Sempre la Turchia è attualmente alleata dei gruppi jihadisti che controllano la cosiddetta zona sicura nel nord-est e la regione di Idlib. Quest’ultima è una spina nel fianco per il regime di Bashar al Assad, ma rappresenta un problema per la sicurezza anche per gli Stati Uniti: le ultime operazioni condotte dagli Usa contro la galassia jihadista ancora attiva in Siria – e che comprende tanto Isis quanto al Qaida e le sue diramazioni – hanno interessato proprio l’area di Idlib, una delle ultime roccaforti dell’estremismo.

L’Italia

Ma legare la maggiore sicurezza degli alleati Nato alle richieste della Turchia è un precedente pericoloso anche per i curdi che vivono nel resto d’Europa, Italia compresa. Emblematico è a questo proposito il comportamento della questura di Roma, che in occasione della manifestazione di inizio giugno ha cercato di vietare le bandiere del Pkk, da sempre presenti durante i cortei organizzati dal movimento curdo in Italia.

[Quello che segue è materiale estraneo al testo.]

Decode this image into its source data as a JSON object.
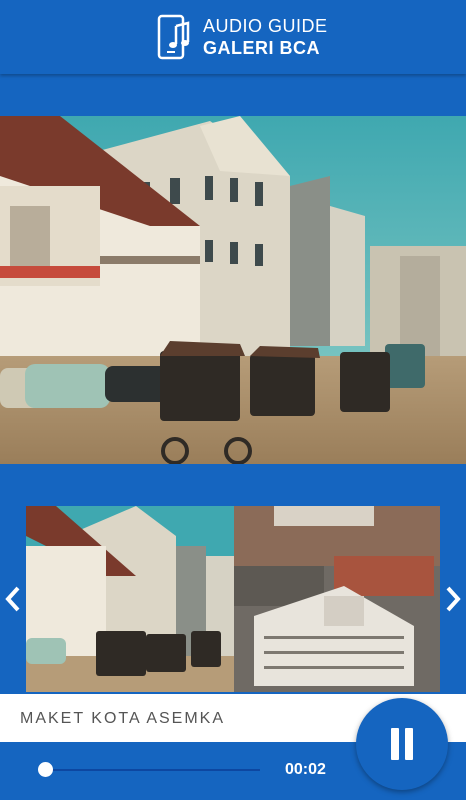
{
  "header": {
    "title_line1": "AUDIO GUIDE",
    "title_line2": "GALERI BCA",
    "logo_icon": "phone-music-icon"
  },
  "hero": {
    "image": "old-street-photo"
  },
  "carousel": {
    "thumbnails": [
      {
        "image": "old-street-thumbnail"
      },
      {
        "image": "aerial-city-thumbnail"
      }
    ],
    "prev_icon": "chevron-left-icon",
    "next_icon": "chevron-right-icon"
  },
  "track": {
    "title": "MAKET KOTA ASEMKA"
  },
  "player": {
    "elapsed": "00:02",
    "progress": 0.0,
    "state_icon": "pause-icon"
  },
  "colors": {
    "primary": "#1565c0",
    "dark": "#0d47a1",
    "white": "#ffffff"
  }
}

Alla fine il simbolo del partito, che rappresenta più in generale il popolo curdo, è stato esposto durante il corteo ma questo tentativo di vietarne l’utilizzo è il primo segnale di un aumento del controllo sulla minoranza presenza in Italia. Soprattutto dopo le concessioni fatte da paesi come Svezia e Finlandia al “dittatore” turco.